Le solde bancaire insaisissable (SBI) est au plus égal au montant du RSA pour une personne seule sans enfant (564,78 € depuis le 1er avril 2020). Il doit assurer les paiements des dépenses alimentaires nécessaires.

Frais liés à l'opposition administrative

La saisie des sommes sur le compte bancaire entraîne des frais bancaires parfois importants. Pour les connaître, il est possible de vérifier la convention de son compte bancaire.

Le montant des frais bancaires dans le cadre d'une opposition administrative ne pouvait pas dépasser 10 % du montant dû au Trésor public (article 128 de la loi de finances rectificative pour 2004 du 30 décembre 2004, modifié par la loi de finances du 20 décembre 2007).

Depuis le 1er janvier 2019, les frais bancaires appliqués en cas de saisie administrative à tiers détenteur sur un compte bancaire sont plafonnés à 10 % du montant saisi dans la limite de 100 € (décret n° 2018-1118 du 10 décembre 2018).

Les fonds doivent être reversés dans les 30 jours qui suivent la réception de la saisie par la banque auprès du comptable chargé du recouvrement, sauf mainlevée donnée par le Trésor public.
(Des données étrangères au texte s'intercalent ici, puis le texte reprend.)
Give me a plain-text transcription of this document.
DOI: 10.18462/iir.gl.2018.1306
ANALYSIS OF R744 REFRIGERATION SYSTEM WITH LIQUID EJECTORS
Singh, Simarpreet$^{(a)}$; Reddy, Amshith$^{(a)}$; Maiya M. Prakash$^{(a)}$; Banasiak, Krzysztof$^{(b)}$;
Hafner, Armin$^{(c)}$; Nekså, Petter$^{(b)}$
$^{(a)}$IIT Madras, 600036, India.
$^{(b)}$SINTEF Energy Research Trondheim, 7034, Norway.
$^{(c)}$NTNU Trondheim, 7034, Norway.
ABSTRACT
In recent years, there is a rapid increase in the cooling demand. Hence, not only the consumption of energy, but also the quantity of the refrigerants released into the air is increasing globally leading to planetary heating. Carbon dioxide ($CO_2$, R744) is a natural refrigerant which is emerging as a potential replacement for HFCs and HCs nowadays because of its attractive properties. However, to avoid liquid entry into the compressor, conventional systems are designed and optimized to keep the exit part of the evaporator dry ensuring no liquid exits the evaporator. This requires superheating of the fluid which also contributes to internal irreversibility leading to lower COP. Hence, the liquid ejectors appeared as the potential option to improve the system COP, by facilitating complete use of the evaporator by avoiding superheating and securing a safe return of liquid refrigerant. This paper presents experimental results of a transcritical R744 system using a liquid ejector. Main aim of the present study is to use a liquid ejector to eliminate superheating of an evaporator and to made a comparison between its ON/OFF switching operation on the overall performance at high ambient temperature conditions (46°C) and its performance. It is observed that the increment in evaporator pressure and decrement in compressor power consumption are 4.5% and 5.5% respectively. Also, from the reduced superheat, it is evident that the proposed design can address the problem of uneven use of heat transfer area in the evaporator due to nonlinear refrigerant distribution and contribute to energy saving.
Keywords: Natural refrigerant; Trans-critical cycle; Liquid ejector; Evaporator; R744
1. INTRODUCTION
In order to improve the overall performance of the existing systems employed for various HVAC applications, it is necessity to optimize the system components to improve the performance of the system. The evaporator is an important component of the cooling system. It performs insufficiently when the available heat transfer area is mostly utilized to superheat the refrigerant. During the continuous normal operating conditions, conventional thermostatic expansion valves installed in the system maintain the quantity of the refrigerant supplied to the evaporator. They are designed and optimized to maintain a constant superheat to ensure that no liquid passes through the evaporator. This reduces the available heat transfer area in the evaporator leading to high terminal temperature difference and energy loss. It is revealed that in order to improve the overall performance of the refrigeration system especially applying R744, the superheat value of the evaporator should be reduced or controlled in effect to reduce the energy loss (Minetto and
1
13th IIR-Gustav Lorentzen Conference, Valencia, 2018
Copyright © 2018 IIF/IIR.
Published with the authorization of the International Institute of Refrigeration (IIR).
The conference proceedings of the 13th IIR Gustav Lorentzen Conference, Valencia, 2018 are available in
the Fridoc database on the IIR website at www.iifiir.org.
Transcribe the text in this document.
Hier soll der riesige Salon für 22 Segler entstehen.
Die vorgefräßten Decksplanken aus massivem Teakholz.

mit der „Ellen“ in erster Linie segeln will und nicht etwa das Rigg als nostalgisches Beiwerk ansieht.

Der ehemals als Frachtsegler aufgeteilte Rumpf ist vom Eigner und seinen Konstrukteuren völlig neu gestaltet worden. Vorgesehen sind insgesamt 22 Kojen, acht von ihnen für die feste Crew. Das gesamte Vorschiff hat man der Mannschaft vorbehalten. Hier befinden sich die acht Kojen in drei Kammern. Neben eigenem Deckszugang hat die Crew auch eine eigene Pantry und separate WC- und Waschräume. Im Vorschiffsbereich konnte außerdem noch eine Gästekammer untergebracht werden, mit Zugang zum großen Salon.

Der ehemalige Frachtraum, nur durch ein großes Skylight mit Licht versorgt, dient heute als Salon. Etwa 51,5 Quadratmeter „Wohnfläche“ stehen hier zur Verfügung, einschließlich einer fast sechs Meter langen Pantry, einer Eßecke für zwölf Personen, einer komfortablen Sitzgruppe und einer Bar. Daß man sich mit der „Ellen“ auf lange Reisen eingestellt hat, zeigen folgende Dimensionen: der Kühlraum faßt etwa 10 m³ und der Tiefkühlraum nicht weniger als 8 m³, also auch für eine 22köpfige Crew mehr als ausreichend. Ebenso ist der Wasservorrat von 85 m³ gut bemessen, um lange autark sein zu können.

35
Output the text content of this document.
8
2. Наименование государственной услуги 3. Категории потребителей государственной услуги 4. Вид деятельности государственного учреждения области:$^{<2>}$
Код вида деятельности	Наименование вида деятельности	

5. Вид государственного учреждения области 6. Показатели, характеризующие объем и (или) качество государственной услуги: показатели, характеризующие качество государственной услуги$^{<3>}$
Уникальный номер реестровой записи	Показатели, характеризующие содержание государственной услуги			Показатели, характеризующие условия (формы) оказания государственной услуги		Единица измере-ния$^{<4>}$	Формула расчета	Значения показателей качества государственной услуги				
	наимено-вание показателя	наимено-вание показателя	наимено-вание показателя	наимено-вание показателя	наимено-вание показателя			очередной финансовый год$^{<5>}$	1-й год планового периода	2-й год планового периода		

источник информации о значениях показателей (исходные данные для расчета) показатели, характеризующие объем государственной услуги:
Contestations possibles suite à l'opposition administrative

Avant toute contestation, il était possible de demander des informations plus précises auprès du trésorier-payeur général correspondant à la trésorerie qui avait adressé l'opposition. Cette demande d’information ne suspendait pas le délai pour contester.

Il était conseillé de demander un rendez-vous avec un inspecteur des impôts. Il était possible, en effet, de demander à l'administration fiscale des délais de paiement. Le délai pour contester était de deux mois à partir de la notification de l'opposition administrative.

Toute contestation devait être adressée, par lettre recommandée avec accusé de réception précisant les justificatifs de la contestation, au trésorier-payeur général du département où la saisie avait été effectuée. Le trésorier avait 2 mois pour répondre. En cas de silence ou d'une réponse négative, le débiteur avait ensuite 2 mois pour saisir le juge administratif.

Si le trésorier approuvait la contestation, le Trésor public donnait une mainlevée de l’opposition administrative et remboursait les sommes qu’il avait perçues à tort.